Malam ini berbeda dengan malam-malam sebelumnya. Semilir angin malam menelusup membuat tulang belulang gadis itu terasa begitu ngilu. Ia memandang langit malam yang telah membersihkan wajahnya dari bintang-bintang, mengayunkan pelan kakinya yang menggantung beberapa senti di atas tanah. Terduduk, berpikir, merenung. Memikirkan apa yang seharusnya ia lakukan selanjutnya.
Tangannya telah merenggut nyawa seseorang yang sangat ia kenal dengan
baik beberapa hari yang lalu. Wajahnya telah terpampang di surat kabar bahkan
di pengumuman resmi yang ada di pinggiran jalan sebagai seorang buronan. Kini
ia tak memiliki tempat yang aman untuk menyembunyikan dirinya. Dinyalakannya
sebatang rokok untuk memberikan kehangatan pada tubuhnya.
***
Alena meludahi wajah gadis yang telah tersungkur di bawah kakinya.

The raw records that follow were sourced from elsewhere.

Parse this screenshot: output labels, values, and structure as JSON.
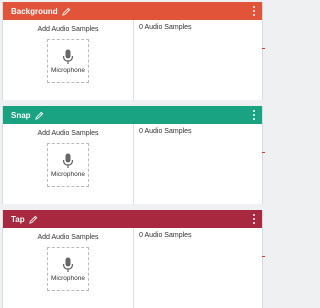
{
  "cards": [
    {
      "title": "Background",
      "color": "#e2543a",
      "add_label": "Add Audio Samples",
      "mic_label": "Microphone",
      "samples_label": "0 Audio Samples"
    },
    {
      "title": "Snap",
      "color": "#19a382",
      "add_label": "Add Audio Samples",
      "mic_label": "Microphone",
      "samples_label": "0 Audio Samples"
    },
    {
      "title": "Tap",
      "color": "#a8283f",
      "add_label": "Add Audio Samples",
      "mic_label": "Microphone",
      "samples_label": "0 Audio Samples"
    }
  ],
  "icons": {
    "edit": "pencil-icon",
    "menu": "more-vert-icon",
    "mic": "microphone-icon"
  }
}
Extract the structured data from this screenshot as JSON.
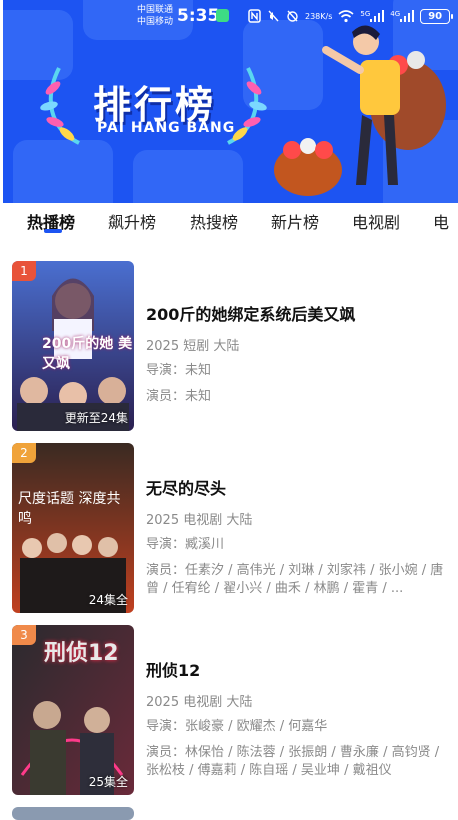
{
  "status_bar": {
    "carrier_1": "中国联通",
    "carrier_2": "中国移动",
    "time": "5:35",
    "net_speed": "238",
    "net_unit": "K/s",
    "battery": "90",
    "signal_1_label": "5G",
    "signal_2_label": "4G"
  },
  "banner": {
    "title": "排行榜",
    "subtitle": "PAI HANG BANG"
  },
  "tabs": [
    {
      "label": "热播榜",
      "active": true
    },
    {
      "label": "飙升榜"
    },
    {
      "label": "热搜榜"
    },
    {
      "label": "新片榜"
    },
    {
      "label": "电视剧"
    },
    {
      "label": "电"
    }
  ],
  "items": [
    {
      "rank": "1",
      "rank_color": "#e8533a",
      "title": "200斤的她绑定系统后美又飒",
      "meta": "2025 短剧 大陆",
      "director": "导演：未知",
      "actors": "演员：未知",
      "note": "更新至24集",
      "poster_text": "200斤的她 美又飒"
    },
    {
      "rank": "2",
      "rank_color": "#f0a33a",
      "title": "无尽的尽头",
      "meta": "2025 电视剧 大陆",
      "director": "导演：臧溪川",
      "actors": "演员：任素汐 / 高伟光 / 刘琳 / 刘家祎 / 张小婉 / 唐曾 / 任宥纶 / 翟小兴 / 曲禾 / 林鹏 / 霍青 / ...",
      "note": "24集全",
      "poster_text": "尺度话题 深度共鸣"
    },
    {
      "rank": "3",
      "rank_color": "#f08a4a",
      "title": "刑侦12",
      "meta": "2025 电视剧 大陆",
      "director": "导演：张峻豪 / 欧耀杰 / 何嘉华",
      "actors": "演员：林保怡 / 陈法蓉 / 张振朗 / 曹永廉 / 高钧贤 / 张松枝 / 傅嘉莉 / 陈自瑶 / 吴业坤 / 戴祖仪",
      "note": "25集全",
      "poster_text": "刑侦12"
    }
  ],
  "colors": {
    "banner_bg": "#1d54f2",
    "tab_indicator": "#1d54f2"
  }
}
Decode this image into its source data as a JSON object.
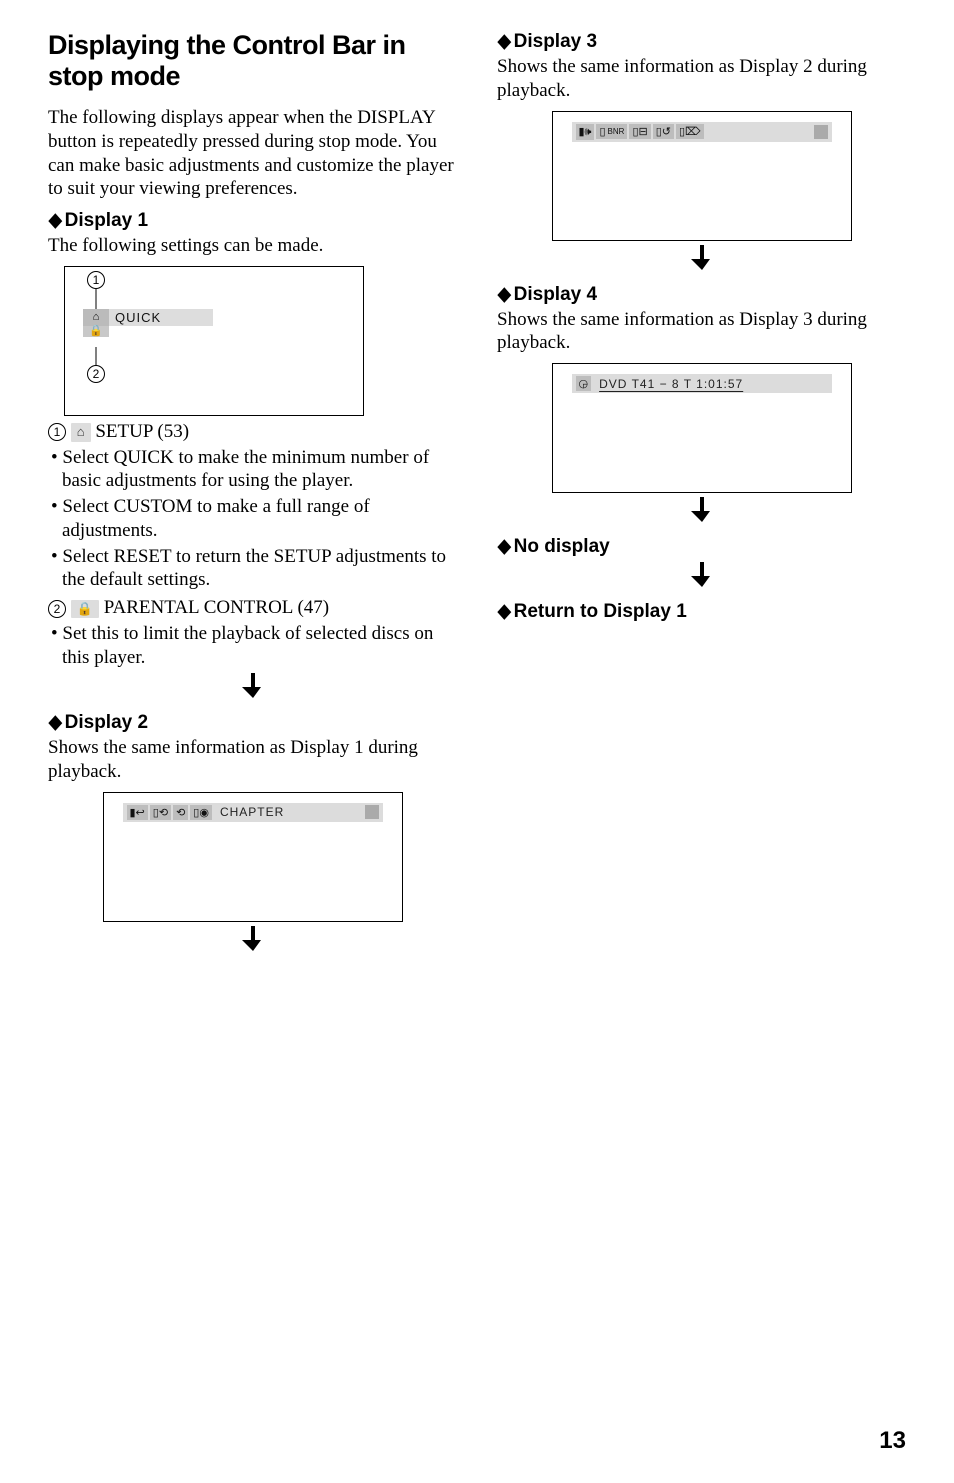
{
  "left": {
    "heading": "Displaying the Control Bar in stop mode",
    "intro": "The following displays appear when the DISPLAY button is repeatedly pressed during stop mode. You can make basic adjustments and customize the player to suit your viewing preferences.",
    "d1_title": "Display 1",
    "d1_body": "The following settings can be made.",
    "screen1_quick": "QUICK",
    "item1_label": "SETUP (53)",
    "item1_b1": "Select QUICK to make the minimum number of basic adjustments for using the player.",
    "item1_b2": "Select CUSTOM to make a full range of adjustments.",
    "item1_b3": "Select RESET to return the SETUP adjustments to the default settings.",
    "item2_label": "PARENTAL CONTROL (47)",
    "item2_b1": "Set this to limit the playback of selected discs on this player.",
    "d2_title": "Display 2",
    "d2_body": "Shows the same information as Display 1 during playback.",
    "screen2_label": "CHAPTER"
  },
  "right": {
    "d3_title": "Display 3",
    "d3_body": "Shows the same information as Display 2 during playback.",
    "d4_title": "Display 4",
    "d4_body": "Shows the same information as Display 3 during playback.",
    "screen4_text": "DVD T41 −   8    T  1:01:57",
    "nodisplay": "No display",
    "return": "Return to Display 1"
  },
  "page": "13",
  "num1": "1",
  "num2": "2"
}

Tanpa ampun ia terus menghajar gadis itu hingga babak belur. Gadis itu terus
meronta memanggil nama Ian berulang kali untuk meminta bantuan, membuat hati
Alena semakin geram.
“Alena apa yang kau lakukan?” Bentak Ian begitu melihat kekasihnya tak
berdaya di bawah kaki Alena. Alena segera menjauhkan kakinya dari gadis itu.
“Ian, aku punya berita bagus untukmu, sayang.” Kata Alena begitu
melihat lelaki yang dicintainya itu berjalan ke arahnya.
“Leah, apa yang terjadi?” Tanya Ian panik pada kekasihnya. Ia tak acuh
pada kehadiran Alena dan membantu Leah berdiri.
“Sayang, tidakkah kau ingin menyentuh anakmu disini?” Alena membelai
perutnya yang sedikit membuncit, mencoba merebut perhatian Ian. Namun Ian tetap
tak menggubris Alena. “Ian, aku hamil. Disini ada anakmu, sayang.” Kata Alena
yang nyaris putus asa karena sudah dua bulan ia tak dapat menemui bahkan
menghubungi Ian.
“Persetan dengan anak itu, Alena. Gugurkan dia dan jangan temui aku
lagi!” Bentak Ian penuh amarah. “Aku tak mau melihatmu lagi! Jangan pernah
injakkan kakimu ke rumahku. Jika sekali lagi kau menyentuh Leah, aku akan
membuat perhitungan denganmu!” Lanjut Ian
ketika Alena hendak membuka mulutnya untuk mengatakan sesuatu. Saat itu juga Alena
menelan kembali kata-kata yang hendak ia ucapkan, mencoba menahan emosinya di
hadapan Ian.
“Ian–“
“Keluar Alena!” Teriakan Ian telah menghancurkan hati gadis itu, air
mata mengalir dari sudut matanya. Alena melangkah gontai keluar dari ruangan
tersebut, namun sekeranjang apel merah menarik perhatiannya. Ia melangkah
mendekat dan mengambil sebilah pisau yang berada tepat di atas tumpukan apel
tersebut, lalu memutar langkahnya kembali.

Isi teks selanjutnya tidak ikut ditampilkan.